4 Effects of HRT on dementia risk

What are the effects of early HRT use on the risk of dementia?

Why this is important

Concern about the prospect of dementia in older age is increasing and any beneficial effect on the future risk of dementia will be important to women who are considering using HRT. There is a need for good-quality observational studies controlling for the effect of important confounders on how early HRT use affects dementia risk in women with early natural menopause, including women with premature ovarian insufficiency.

5 Premature ovarian insufficiency

What are the main clinical manifestations of premature ovarian insufficiency and the short- and long-term impact of the most common therapeutic interventions?

Why this is important

Women with premature ovarian insufficiency can experience the effects of menopause for most of their adult life. This can lead to reduced quality of life and an increased risk of osteoporosis, cardiovascular disease and possibly dementia. There is uncertainty about the diagnosis, time course and management of premature ovarian insufficiency. For example, it is possible that different interventions produce different outcomes in terms of quality of life, and bone, cardiovascular and brain protection. Combined oral contraceptives are often prescribed when this might not be the best treatment in terms of quality of life and preservation of bone density and cardiovascular health. Short- and long-term outcomes of HRT versus combined hormonal contraceptives in women with premature ovarian insufficiency therefore need to be investigated.

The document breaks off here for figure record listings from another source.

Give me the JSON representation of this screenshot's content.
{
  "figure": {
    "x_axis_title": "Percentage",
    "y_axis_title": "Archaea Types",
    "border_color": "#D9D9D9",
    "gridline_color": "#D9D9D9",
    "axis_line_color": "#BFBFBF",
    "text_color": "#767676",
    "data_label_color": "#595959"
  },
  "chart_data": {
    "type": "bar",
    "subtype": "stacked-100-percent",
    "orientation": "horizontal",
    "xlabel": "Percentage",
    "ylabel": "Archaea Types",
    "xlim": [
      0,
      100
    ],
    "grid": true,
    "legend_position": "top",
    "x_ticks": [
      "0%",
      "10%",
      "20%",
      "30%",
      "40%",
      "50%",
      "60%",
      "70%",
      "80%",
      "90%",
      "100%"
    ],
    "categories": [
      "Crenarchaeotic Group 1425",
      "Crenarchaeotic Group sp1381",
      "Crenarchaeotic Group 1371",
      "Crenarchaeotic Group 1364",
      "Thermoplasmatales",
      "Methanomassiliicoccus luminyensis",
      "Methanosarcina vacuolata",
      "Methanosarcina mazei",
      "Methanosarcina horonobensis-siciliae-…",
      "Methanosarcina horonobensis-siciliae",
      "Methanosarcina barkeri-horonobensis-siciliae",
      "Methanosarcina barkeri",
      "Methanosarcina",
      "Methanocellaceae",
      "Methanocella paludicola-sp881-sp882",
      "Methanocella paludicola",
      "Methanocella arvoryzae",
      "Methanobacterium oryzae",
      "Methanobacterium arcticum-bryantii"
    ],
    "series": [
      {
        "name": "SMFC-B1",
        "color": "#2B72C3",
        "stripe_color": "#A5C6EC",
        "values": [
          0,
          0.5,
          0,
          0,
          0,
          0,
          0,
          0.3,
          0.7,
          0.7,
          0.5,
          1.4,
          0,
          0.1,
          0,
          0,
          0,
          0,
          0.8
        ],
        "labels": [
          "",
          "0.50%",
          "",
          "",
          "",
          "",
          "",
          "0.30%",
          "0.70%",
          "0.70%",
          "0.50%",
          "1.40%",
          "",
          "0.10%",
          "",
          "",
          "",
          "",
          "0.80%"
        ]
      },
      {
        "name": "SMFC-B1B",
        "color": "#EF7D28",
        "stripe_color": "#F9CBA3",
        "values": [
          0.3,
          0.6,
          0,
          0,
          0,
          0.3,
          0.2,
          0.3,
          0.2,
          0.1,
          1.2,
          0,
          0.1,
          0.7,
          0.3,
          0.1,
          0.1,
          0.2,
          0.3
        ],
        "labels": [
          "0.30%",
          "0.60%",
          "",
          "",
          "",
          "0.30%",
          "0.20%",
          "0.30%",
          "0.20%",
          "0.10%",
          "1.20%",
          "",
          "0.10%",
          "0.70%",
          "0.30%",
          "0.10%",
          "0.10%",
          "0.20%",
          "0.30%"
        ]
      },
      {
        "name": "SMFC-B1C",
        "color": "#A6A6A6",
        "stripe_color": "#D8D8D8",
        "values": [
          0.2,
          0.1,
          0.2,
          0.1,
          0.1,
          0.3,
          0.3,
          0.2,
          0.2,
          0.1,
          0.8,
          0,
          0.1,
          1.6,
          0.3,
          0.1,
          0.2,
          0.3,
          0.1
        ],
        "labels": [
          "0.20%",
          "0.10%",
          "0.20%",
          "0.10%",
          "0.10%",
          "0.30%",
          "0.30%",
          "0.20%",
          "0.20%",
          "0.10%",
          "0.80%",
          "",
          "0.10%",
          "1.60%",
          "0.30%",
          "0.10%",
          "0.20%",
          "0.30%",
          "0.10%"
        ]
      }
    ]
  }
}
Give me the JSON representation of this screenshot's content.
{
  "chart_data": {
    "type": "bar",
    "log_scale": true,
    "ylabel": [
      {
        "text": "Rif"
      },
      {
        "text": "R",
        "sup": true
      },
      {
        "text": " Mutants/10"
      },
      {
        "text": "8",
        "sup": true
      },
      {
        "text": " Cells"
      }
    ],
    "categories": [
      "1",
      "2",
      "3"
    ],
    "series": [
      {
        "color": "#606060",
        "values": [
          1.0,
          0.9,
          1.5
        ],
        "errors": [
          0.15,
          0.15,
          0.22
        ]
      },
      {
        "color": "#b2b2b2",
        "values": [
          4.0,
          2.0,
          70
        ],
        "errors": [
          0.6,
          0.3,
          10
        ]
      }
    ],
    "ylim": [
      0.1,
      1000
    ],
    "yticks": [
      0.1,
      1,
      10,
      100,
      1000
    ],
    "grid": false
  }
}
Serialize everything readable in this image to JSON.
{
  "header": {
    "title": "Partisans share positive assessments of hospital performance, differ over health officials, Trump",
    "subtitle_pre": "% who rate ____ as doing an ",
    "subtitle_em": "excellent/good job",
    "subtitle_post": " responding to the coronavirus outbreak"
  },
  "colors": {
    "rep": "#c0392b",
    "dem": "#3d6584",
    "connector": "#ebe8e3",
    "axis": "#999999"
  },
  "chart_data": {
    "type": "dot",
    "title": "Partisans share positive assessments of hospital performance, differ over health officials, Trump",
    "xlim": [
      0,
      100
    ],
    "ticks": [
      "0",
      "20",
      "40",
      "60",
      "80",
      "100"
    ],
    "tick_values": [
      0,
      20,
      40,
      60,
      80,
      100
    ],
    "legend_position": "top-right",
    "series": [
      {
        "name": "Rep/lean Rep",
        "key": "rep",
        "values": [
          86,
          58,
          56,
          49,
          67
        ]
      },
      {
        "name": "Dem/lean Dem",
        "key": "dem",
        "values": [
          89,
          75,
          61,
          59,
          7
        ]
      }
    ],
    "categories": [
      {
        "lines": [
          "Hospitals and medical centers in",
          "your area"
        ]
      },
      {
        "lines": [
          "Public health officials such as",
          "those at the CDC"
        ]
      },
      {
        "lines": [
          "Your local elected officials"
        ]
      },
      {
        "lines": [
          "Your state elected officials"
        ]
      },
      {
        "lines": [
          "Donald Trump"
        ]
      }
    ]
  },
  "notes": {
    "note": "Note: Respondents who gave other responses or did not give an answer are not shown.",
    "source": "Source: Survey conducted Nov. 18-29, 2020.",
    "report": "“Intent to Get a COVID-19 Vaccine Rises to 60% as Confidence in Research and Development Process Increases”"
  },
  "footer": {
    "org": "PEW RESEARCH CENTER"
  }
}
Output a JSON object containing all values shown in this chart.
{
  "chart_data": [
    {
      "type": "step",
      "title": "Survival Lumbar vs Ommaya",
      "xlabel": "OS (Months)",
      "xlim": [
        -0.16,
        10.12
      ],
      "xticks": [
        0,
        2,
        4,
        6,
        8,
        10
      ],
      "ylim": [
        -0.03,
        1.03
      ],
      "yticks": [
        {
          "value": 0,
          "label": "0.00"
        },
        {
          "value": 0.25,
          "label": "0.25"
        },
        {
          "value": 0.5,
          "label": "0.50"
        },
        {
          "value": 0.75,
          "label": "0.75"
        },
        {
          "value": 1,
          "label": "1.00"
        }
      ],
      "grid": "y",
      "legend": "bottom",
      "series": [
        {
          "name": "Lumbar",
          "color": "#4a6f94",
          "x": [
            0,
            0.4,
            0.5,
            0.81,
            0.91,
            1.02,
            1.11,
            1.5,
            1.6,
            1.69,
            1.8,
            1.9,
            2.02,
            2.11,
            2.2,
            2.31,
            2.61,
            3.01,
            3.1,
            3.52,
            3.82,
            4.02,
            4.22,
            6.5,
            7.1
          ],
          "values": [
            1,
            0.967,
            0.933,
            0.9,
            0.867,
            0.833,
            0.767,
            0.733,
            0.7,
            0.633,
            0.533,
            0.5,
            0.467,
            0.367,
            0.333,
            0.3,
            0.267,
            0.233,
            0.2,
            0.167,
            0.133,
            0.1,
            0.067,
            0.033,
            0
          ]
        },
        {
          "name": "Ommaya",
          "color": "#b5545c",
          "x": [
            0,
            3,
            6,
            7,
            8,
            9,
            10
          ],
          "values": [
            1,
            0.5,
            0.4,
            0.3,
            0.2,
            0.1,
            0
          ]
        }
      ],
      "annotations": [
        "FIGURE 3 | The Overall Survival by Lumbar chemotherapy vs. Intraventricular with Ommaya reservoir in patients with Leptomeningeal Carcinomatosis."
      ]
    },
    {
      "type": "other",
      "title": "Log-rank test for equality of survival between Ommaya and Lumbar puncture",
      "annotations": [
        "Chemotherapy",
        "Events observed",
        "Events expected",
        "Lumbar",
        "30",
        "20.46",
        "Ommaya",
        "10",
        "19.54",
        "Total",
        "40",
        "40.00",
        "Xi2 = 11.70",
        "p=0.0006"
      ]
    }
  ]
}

Development of a collaborative premature ovarian insufficiency registry would allow the collection of high-quality demographic, biobank (genomic) and clinical data in order to clarify:

  • the diagnosis and presentation of premature ovarian insufficiency

  • the impact of therapeutic interventions such as combined hormonal contraceptives, HRT and androgens

  • the long-term impact of premature ovarian insufficiency on bone density and fracture, and cardiovascular and cognitive health

  • the long-term risk of cancer, which can be determined by linking with relevant cancer and mortality registries.